I thought torch.nn.functional.kl_div should compute KL divergence in Kullback–Leibler divergence - Wikipedia (the same as scipy.stats.entropy and tf.keras.losses.KLDivergence), but I cannot get the same results from a simple example. Does anyone know why?

`````` from scipy.stats import entropy
entropy([0.5,0.5],[0.7,0.3])
0.08717669357238891
kl_tf=tf.keras.losses.KLDivergence()
y_true=[0.5,0.5]
y_pred=[0.7,0.3]
kl_tf(y_true,y_pred)
<tf.Tensor: shape=(), dtype=float32, numpy=0.08717668>
``````

Those two above gives the same kl divergence value. But when I tried to use torch.nn.functional.kl_div, the result is not the same.

``````y_true=[0.5,0.5]
y_pred=[0.7,0.3]
torch.nn.functional.kl_div(torch.FloatTensor(y_true),torch.FloatTensor(y_pred),reduction='sum')
tensor(-1.1109)
``````

So if we look at the documentation for `kl_div` we are instructed to See `KLDivLoss` for details.

There it says:

the input given is expected to contain log-probabilities and is not restricted to a 2D Tensor.

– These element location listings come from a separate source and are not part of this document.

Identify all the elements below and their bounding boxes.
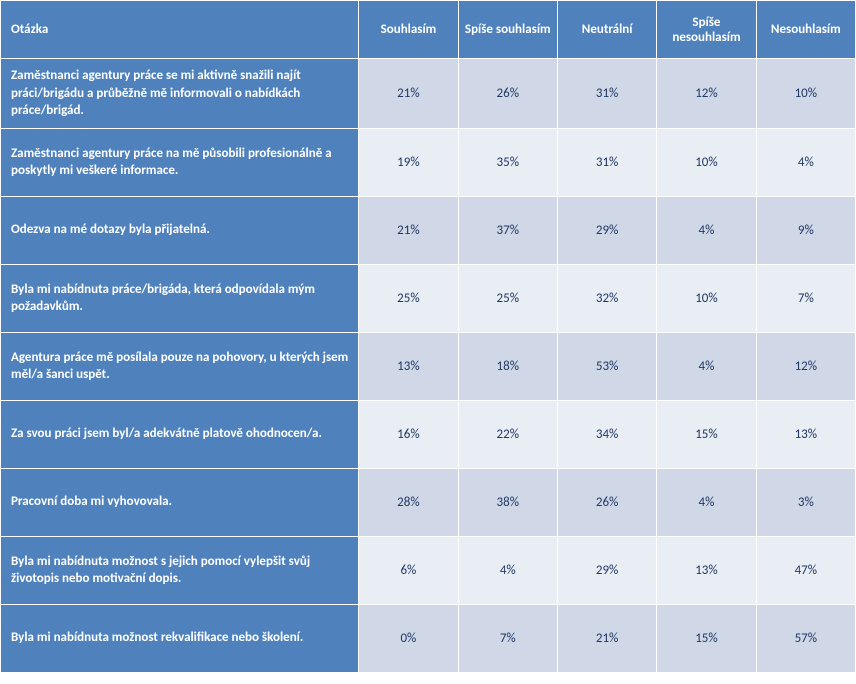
value-cell: 6% (359, 536, 458, 604)
value-cell: 21% (359, 196, 458, 264)
value-cell: 15% (657, 604, 756, 672)
survey-table: Otázka Souhlasím Spíše souhlasím Neutrál… (0, 0, 856, 673)
value-cell: 16% (359, 400, 458, 468)
value-cell: 18% (458, 332, 557, 400)
table-row: Zaměstnanci agentury práce na mě působil… (1, 128, 856, 196)
value-cell: 4% (657, 332, 756, 400)
value-cell: 12% (657, 59, 756, 129)
value-cell: 37% (458, 196, 557, 264)
question-cell: Byla mi nabídnuta možnost rekvalifikace … (1, 604, 359, 672)
value-cell: 13% (359, 332, 458, 400)
table-row: Byla mi nabídnuta možnost s jejich pomoc… (1, 536, 856, 604)
col-header-neutral: Neutrální (557, 1, 656, 59)
value-cell: 10% (756, 59, 855, 129)
table-row: Pracovní doba mi vyhovovala. 28% 38% 26%… (1, 468, 856, 536)
table-row: Byla mi nabídnuta práce/brigáda, která o… (1, 264, 856, 332)
survey-table-body: Zaměstnanci agentury práce se mi aktivně… (1, 59, 856, 673)
question-cell: Zaměstnanci agentury práce se mi aktivně… (1, 59, 359, 129)
value-cell: 22% (458, 400, 557, 468)
col-header-disagree: Nesouhlasím (756, 1, 855, 59)
value-cell: 10% (657, 128, 756, 196)
value-cell: 19% (359, 128, 458, 196)
value-cell: 31% (557, 128, 656, 196)
value-cell: 47% (756, 536, 855, 604)
value-cell: 32% (557, 264, 656, 332)
value-cell: 38% (458, 468, 557, 536)
value-cell: 7% (458, 604, 557, 672)
value-cell: 4% (458, 536, 557, 604)
value-cell: 26% (557, 468, 656, 536)
col-header-rather-agree: Spíše souhlasím (458, 1, 557, 59)
value-cell: 4% (657, 468, 756, 536)
value-cell: 15% (657, 400, 756, 468)
value-cell: 12% (756, 332, 855, 400)
value-cell: 57% (756, 604, 855, 672)
value-cell: 28% (359, 468, 458, 536)
col-header-rather-disagree: Spíše nesouhlasím (657, 1, 756, 59)
value-cell: 53% (557, 332, 656, 400)
header-row: Otázka Souhlasím Spíše souhlasím Neutrál… (1, 1, 856, 59)
table-row: Agentura práce mě posílala pouze na poho… (1, 332, 856, 400)
question-cell: Odezva na mé dotazy byla přijatelná. (1, 196, 359, 264)
value-cell: 9% (756, 196, 855, 264)
value-cell: 29% (557, 196, 656, 264)
value-cell: 29% (557, 536, 656, 604)
value-cell: 0% (359, 604, 458, 672)
survey-table-container: Otázka Souhlasím Spíše souhlasím Neutrál… (0, 0, 856, 673)
table-row: Zaměstnanci agentury práce se mi aktivně… (1, 59, 856, 129)
value-cell: 25% (458, 264, 557, 332)
value-cell: 25% (359, 264, 458, 332)
value-cell: 4% (756, 128, 855, 196)
question-cell: Zaměstnanci agentury práce na mě působil… (1, 128, 359, 196)
value-cell: 7% (756, 264, 855, 332)
value-cell: 3% (756, 468, 855, 536)
value-cell: 31% (557, 59, 656, 129)
col-header-agree: Souhlasím (359, 1, 458, 59)
value-cell: 13% (756, 400, 855, 468)
question-cell: Za svou práci jsem byl/a adekvátně plato… (1, 400, 359, 468)
question-cell: Byla mi nabídnuta práce/brigáda, která o… (1, 264, 359, 332)
value-cell: 21% (557, 604, 656, 672)
question-cell: Agentura práce mě posílala pouze na poho… (1, 332, 359, 400)
value-cell: 10% (657, 264, 756, 332)
question-cell: Pracovní doba mi vyhovovala. (1, 468, 359, 536)
col-header-question: Otázka (1, 1, 359, 59)
value-cell: 26% (458, 59, 557, 129)
value-cell: 4% (657, 196, 756, 264)
value-cell: 34% (557, 400, 656, 468)
table-row: Za svou práci jsem byl/a adekvátně plato… (1, 400, 856, 468)
table-row: Odezva na mé dotazy byla přijatelná. 21%… (1, 196, 856, 264)
value-cell: 35% (458, 128, 557, 196)
question-cell: Byla mi nabídnuta možnost s jejich pomoc… (1, 536, 359, 604)
value-cell: 21% (359, 59, 458, 129)
value-cell: 13% (657, 536, 756, 604)
table-row: Byla mi nabídnuta možnost rekvalifikace … (1, 604, 856, 672)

The targets are interpreted as probabilities by default, but could be considered as log-probabilities with `log_target` set to `True`.

In other words, the first argument should be log probs.

Personally, I’d not use FloatTensor, it’s been superseded as the preferred way to create tensors longer than it had been the way to create them.

Best regards

Thomas

Thanks – that makes sense. I must have missed the log probability part, although it seems weird not giving an option to specify probabilities directly on input.

And thanks for pointing out the FloatTensor issue. I guess torch.tensor() is the recommended way now.

So the definition that it is log probs has historically grown, but as a rule of thumb, probabilities very close to 1 are difficult to work with (try evaluating `1-1e-20`, and it’s a lot less for float vs. double). Now if you know that your probabilities are close to 1 but not close to 0, you can avoid this by using `1-p` consistently, but it seems that using log-probs as the default representation of probabilities is a good idea in general.

Now this of distinctly practical relevance and crops up quite frequently

So to me, it makes a lot of sense to have log probs whenever actually doing something with it, but I would agree that it might be better to mention it explicitly also in the kl_div documentation (personally, I try to name my parameters `log_probs` or so, but I guess that’s not trivial to change).